A lot of enterprises currently going through the process of digital transformation are maintaining their own infrastructure on premises and are looking into extending their business into the cloud. This might be done for various reasons, for example for the easier creation of infrastructure allowing rapid scalability and the ability to replace costly infrastructure which is not mission-critical to be implemented within the traditional organisational perimeter.

For many organisations it is simply not an option to move completely to the cloud for various good reasons including the protection of intellectual property within the traditional infrastructure or the necessity to maintain legacy infrastructure which in turn is business critical. For this type of enterprises, typically large and with a decent history regarding their IT, of which many are in highly regulated sectors, the future infrastructure paradigm has to be the hybrid cloud, at least for the near or medium-term future.

Cloud service providers are required to offer standardized technological approaches for this type of customers. A seamless, strategic approach to extending the existing on-premises infrastructure into the cloud is an important prerequisite for this type of customers. This is true for the actual network connectivity basis and it is especially true for the administration, the operation and the security aspects of modern IT infrastructures.
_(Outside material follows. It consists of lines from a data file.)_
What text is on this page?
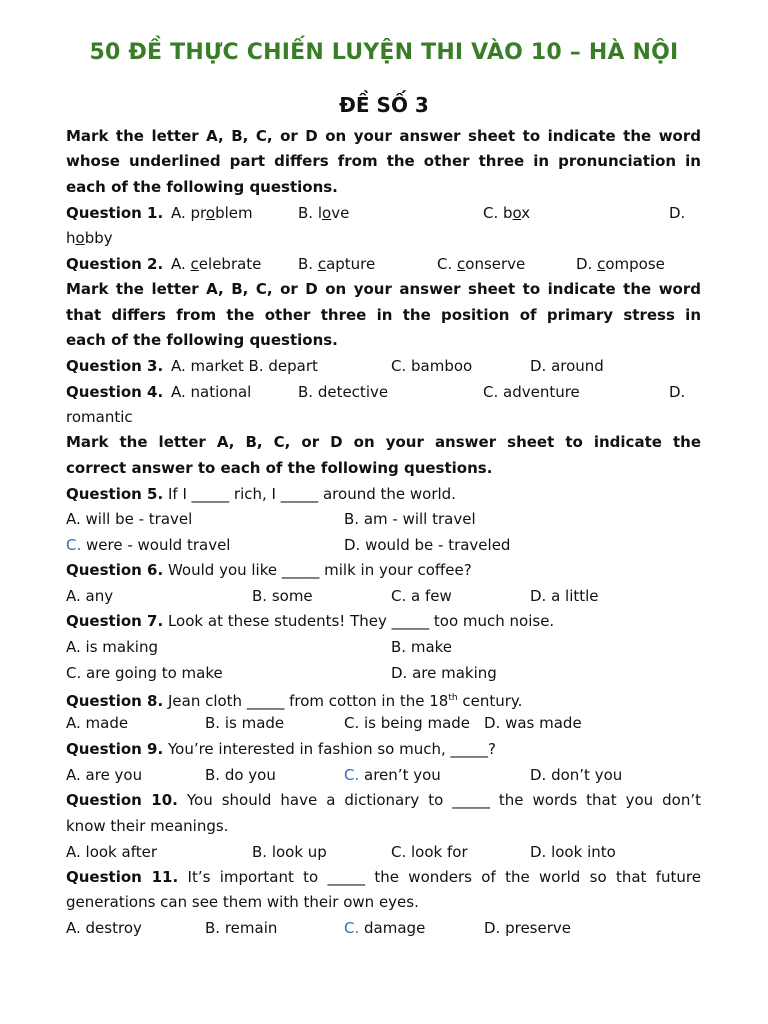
50 ĐỀ THỰC CHIẾN LUYỆN THI VÀO 10 – HÀ NỘI
ĐỀ SỐ 3
Mark the letter A, B, C, or D on your answer sheet to indicate the word
whose underlined part differs from the other three in pronunciation in
each of the following questions.
Question 1. A. problem	B. love	C. box	D.
hobby
Question 2. A. celebrate B. capture	C. conserve	D. compose
Mark the letter A, B, C, or D on your answer sheet to indicate the word
that differs from the other three in the position of primary stress in
each of the following questions.
Question 3. A. market B. depart	C. bamboo	D. around
Question 4. A. national	B. detective	C. adventure	D.
romantic
Mark the letter A, B, C, or D on your answer sheet to indicate the
correct answer to each of the following questions.
Question 5. If I _____ rich, I _____ around the world.
A. will be - travel	B. am - will travel
C. were - would travel	D. would be - traveled
Question 6. Would you like _____ milk in your coffee?
A. any	B. some	C. a few	D. a little
Question 7. Look at these students! They _____ too much noise.
A. is making	B. make
C. are going to make	D. are making
Question 8. Jean cloth _____ from cotton in the 18th century.
A. made	B. is made	C. is being made D. was made
Question 9. You’re interested in fashion so much, _____?
A. are you	B. do you	C. aren’t you	D. don’t you
Question 10. You should have a dictionary to _____ the words that you don’t
know their meanings.
A. look after	B. look up	C. look for	D. look into
Question 11. It’s important to _____ the wonders of the world so that future
generations can see them with their own eyes.
A. destroy	B. remain	C. damage	D. preserve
For every company that already has a well-defined IAM/IAG infrastructure and the relevant maintenance and governance processes in place it is essential that Identity Management for and within the cloud is well integrated into the existing processes. Many successful, corporate IAM systems build upon the fact, that enterprise–internal data silos have been broken up and have been integrated into an overall identity and Access Management system. For the maintenance of the newly designed cloud infrastructure it obviously does not make any sense to create a new silo of identity information for the cloud. Maintaining technical and business accounts for cloud usage is in the end a traditional identity management task. Designing the appropriate entitlement structure and assigning the appropriate access rights to the right people within the cloud while adhering to best practice like the least privilege principle is in the end a traditional Access Management task. Defining, implementing and enforcing appropriate processes to control and govern assigned access rights to identities across a hybrid infrastructure are in the end traditional access governance and access intelligence tasks.
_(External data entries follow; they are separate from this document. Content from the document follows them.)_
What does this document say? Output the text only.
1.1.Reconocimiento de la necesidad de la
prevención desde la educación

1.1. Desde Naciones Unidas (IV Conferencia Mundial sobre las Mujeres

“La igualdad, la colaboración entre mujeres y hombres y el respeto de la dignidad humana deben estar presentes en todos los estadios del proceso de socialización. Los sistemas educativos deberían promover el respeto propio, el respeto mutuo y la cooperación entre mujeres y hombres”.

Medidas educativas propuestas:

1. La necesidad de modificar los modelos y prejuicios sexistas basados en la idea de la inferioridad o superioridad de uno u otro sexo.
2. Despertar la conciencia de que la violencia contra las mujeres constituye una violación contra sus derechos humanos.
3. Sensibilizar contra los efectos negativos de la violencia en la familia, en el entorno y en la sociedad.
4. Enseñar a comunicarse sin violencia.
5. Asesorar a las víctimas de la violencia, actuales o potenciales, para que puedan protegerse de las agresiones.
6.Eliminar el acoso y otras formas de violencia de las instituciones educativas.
Providers of traditional, on premises IAM infrastructures and cloud service providers alike have to support this class of customer organisations to fulfil their hybrid security and hence their IAM/IAG needs. CSPs like Amazon Web Services embrace this hybrid market by providing overall strategies for hybrid cloud infrastructures including a suitable identity, access and security approach. The implementation of a concept for an "integrated identity" across all platforms, be they cloud or on premises, is therefore a fundamental requirement. Leveraging mechanisms like inbound and outbound federation, the deployment of open standards like SAML 2.0, the availability of APIs for integrative access to the AWS IAM/IAG functionality and the integration of existing policies into the AWS IAM policies implemented as JSON files are important steps towards this "integrated identity". For the access intelligence and access governance side the AWS CloudTrail component can provide detailed logs down to an API-call-per-user-level for the existing cloud infrastructure. Such extensive logs can then be evaluated by means of an existing Access Intelligence, an existing Real-Time Security Intelligence (RTSI) solution or by deploying the AWS analytics mechanisms like Lambda.
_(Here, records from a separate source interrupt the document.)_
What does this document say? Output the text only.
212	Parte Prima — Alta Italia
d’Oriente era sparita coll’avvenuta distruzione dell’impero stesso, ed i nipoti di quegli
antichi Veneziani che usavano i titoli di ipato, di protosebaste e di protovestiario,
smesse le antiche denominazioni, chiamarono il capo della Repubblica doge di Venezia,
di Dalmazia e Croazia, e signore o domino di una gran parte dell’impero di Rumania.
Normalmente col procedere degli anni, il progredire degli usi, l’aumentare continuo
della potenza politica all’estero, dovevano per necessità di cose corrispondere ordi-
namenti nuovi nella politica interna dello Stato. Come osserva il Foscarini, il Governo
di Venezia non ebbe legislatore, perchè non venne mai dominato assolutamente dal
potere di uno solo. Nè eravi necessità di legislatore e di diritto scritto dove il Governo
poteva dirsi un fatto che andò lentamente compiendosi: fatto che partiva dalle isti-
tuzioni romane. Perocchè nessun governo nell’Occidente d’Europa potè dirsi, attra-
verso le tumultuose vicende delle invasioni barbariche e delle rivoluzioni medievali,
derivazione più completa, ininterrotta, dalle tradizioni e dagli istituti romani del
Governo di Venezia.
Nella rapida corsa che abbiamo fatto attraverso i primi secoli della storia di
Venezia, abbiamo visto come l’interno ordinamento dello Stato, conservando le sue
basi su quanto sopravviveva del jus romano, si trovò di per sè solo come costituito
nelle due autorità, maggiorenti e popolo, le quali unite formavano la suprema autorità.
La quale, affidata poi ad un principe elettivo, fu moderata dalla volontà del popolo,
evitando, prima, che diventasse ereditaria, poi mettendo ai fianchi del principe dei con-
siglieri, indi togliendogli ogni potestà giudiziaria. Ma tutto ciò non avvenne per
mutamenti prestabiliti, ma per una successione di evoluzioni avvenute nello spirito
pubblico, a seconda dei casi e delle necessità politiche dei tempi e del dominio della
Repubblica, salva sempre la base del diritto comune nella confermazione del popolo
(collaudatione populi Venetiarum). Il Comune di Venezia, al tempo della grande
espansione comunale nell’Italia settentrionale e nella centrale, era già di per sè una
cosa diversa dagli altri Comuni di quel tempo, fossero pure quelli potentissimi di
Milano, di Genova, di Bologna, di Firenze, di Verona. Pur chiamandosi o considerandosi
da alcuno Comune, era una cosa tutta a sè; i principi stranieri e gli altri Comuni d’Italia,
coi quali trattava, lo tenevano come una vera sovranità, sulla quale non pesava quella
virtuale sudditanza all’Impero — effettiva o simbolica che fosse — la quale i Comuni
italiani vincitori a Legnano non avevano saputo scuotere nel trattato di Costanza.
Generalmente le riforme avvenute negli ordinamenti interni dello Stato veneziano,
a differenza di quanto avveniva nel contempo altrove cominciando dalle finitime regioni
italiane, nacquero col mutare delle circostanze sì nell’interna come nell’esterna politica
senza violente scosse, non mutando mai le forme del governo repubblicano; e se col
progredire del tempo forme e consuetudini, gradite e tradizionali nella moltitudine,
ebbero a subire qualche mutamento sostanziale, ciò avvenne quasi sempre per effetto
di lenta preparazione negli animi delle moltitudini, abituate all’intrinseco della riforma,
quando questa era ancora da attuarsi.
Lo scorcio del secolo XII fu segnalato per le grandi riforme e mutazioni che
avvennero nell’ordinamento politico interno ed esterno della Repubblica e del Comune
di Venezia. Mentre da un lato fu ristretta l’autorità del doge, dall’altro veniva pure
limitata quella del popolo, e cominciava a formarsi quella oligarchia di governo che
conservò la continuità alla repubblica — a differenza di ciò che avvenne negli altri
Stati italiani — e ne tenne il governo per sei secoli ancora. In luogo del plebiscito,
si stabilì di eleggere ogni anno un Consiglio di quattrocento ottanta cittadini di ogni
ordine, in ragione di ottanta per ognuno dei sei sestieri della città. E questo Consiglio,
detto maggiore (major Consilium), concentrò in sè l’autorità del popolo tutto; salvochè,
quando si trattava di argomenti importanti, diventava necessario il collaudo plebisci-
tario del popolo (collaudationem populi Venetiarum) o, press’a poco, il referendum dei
It is obvious that these are "only" building blocks for solutions, not a fully designed solution architecture. But we're one step closer to the design and implementation for an appropriate solution for each individual enterprise. Covering all relevant aspects of security and IT GRC inside and outside the cloud will be one key challenge for the deployment of cloud infrastructures for this type of organisations.

Hybrid architectures might not be the final target architecture for some organisations, but for the next years they will form an important deployment scenario for many large organisations. Vendors and implementation partners alike have to make sure that easily deployable, standardised mechanisms are in place to extend an existing on-premises IAM seamlessly into the cloud, providing the required levels of security and governance. And since we are talking about standards and integration: This will have to work seamlessly for other, probably upcoming types of architectures as well, e.g. for those where the step towards cloud based IAM systems deploying Azure Active Directory has already been taken.